The good news for container lines is that backhaul load levels are rising, rendering the ACP's proposed incentive more attractive. According to Bazan, "Before, it [backhaul utilisation] was around 37%. Now, it's around 42%. US exports have been increasing. We were expecting backhaul utilisation to be low, but that hasn't been the case."
In general, the ACP's goal is to incentivise more round trips and keep the flows in both directions as even as possible. "We need to have a balance. If you don't have balance, it creates inefficiencies," he said, adding that better balance will also help in terms of adding additional transit slots.

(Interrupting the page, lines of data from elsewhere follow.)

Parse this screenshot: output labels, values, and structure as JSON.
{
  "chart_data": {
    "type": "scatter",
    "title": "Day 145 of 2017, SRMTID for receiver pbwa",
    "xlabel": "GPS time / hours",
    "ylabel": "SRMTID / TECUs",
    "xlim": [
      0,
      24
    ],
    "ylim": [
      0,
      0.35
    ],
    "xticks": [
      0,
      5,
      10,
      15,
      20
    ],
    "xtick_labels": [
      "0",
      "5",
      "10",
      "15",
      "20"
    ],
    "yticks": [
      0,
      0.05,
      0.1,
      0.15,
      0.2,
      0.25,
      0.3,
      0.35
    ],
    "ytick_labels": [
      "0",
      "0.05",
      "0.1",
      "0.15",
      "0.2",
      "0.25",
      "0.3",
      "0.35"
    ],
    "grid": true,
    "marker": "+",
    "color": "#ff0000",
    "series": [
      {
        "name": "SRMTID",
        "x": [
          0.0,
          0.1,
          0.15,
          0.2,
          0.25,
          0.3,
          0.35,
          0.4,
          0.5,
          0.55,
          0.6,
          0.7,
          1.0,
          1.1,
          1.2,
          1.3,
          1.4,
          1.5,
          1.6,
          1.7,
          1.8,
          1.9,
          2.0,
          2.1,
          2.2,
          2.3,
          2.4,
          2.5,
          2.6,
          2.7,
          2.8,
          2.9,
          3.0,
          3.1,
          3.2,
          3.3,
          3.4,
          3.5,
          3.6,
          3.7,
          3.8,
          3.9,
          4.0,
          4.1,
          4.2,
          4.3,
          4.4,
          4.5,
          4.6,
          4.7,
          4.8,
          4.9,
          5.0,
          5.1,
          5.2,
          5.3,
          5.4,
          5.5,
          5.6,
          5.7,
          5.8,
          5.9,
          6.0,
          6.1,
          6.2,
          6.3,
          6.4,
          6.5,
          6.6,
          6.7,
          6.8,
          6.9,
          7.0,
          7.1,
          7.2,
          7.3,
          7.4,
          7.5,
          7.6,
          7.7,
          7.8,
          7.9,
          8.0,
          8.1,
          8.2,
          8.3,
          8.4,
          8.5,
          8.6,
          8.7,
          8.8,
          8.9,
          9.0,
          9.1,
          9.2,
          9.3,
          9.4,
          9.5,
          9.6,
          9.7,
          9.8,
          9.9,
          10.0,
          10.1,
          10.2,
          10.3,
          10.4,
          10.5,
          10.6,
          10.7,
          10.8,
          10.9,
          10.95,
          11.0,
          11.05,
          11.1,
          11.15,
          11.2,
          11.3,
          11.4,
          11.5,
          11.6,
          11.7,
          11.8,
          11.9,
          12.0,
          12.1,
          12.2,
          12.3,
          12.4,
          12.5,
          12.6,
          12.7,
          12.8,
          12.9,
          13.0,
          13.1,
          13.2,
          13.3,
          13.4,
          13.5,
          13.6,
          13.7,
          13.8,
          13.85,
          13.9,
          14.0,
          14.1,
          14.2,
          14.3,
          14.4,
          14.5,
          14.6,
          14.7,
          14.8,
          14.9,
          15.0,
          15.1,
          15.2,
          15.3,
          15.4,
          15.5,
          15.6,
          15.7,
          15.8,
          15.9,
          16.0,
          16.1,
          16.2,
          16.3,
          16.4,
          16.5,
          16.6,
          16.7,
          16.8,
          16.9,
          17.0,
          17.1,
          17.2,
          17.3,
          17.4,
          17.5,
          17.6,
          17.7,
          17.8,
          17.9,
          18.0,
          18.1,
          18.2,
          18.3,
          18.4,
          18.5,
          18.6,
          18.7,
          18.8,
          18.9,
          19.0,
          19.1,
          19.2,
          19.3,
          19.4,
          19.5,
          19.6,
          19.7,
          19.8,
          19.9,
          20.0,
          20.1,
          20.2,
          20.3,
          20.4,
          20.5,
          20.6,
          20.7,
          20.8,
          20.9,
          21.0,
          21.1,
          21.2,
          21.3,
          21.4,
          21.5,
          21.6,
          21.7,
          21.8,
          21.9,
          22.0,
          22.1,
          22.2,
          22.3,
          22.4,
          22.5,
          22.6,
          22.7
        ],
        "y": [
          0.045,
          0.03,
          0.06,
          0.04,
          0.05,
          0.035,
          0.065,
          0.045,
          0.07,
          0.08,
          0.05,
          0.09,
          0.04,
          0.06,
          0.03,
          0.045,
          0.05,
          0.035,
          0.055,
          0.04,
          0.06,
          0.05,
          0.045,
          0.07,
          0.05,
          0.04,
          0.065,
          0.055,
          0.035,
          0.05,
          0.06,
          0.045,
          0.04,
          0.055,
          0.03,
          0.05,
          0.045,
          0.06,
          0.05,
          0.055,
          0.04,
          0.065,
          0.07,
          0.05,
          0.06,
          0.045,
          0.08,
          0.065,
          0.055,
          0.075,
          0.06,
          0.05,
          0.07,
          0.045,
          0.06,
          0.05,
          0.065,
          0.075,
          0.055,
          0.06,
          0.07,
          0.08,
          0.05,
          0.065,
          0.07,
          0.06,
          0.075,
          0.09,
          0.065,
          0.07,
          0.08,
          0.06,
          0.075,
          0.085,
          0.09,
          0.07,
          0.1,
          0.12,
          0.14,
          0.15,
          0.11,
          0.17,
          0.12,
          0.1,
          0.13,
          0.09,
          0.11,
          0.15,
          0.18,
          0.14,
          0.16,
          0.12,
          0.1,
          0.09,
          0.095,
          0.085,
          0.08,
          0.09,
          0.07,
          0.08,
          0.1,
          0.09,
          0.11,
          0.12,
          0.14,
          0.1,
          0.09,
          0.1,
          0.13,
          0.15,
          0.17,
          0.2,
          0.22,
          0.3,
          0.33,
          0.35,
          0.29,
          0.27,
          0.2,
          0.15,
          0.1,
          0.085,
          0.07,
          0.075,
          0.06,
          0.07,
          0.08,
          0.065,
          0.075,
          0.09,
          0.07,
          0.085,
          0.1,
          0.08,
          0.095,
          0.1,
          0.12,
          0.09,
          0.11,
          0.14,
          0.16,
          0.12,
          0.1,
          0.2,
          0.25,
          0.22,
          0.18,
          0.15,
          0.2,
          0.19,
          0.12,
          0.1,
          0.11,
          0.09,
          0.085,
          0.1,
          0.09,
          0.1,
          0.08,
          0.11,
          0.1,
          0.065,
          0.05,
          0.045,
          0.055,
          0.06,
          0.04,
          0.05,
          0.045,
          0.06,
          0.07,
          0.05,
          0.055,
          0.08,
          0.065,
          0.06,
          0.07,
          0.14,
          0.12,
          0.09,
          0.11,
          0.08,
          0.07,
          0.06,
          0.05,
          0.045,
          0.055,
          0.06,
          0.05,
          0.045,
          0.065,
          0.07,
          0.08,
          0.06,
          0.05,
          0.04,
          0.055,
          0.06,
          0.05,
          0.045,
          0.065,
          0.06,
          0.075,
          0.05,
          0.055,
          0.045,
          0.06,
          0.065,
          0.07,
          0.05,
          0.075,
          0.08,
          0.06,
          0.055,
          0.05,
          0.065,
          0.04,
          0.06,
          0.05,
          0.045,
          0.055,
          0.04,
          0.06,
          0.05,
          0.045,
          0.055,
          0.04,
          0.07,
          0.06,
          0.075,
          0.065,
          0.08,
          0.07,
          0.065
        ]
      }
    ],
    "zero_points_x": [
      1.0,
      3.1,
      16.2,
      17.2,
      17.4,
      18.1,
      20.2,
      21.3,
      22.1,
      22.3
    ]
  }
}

The proposed savings are not guaranteed for all container ships making round-trip voyages - which is where an embedded incentive for Panama's ports comes into play. The backhaul toll discount would only apply to container ships that make a return transit within 25 days of the front-haul transit. The time spent at any of Panama's three ports on the Atlantic side of the canal - SSA's Manzanillo International Terminal, Hutchison's Cristobal, or Evergreen's Colon Container Terminal - "will be discounted from this time", i.e., it would not count towards the 25-day limit.
Under this rule, a liner using a Panama terminal as its Caribbean transhipment hub - as opposed to Kingston, Cartagena, Caucado, or Freeport - would have two more days to serve ports in the United States before its return, which could allow for a more lucrative service footprint and convince liner operators to switch their Caribbean hub to one of Panama's Atlantic-side facilities.
"The canal is working with Panama's terminals as a system," explained Bazan. "It all has to work as a system: not only the canal but the terminals at both ends of the canal as well."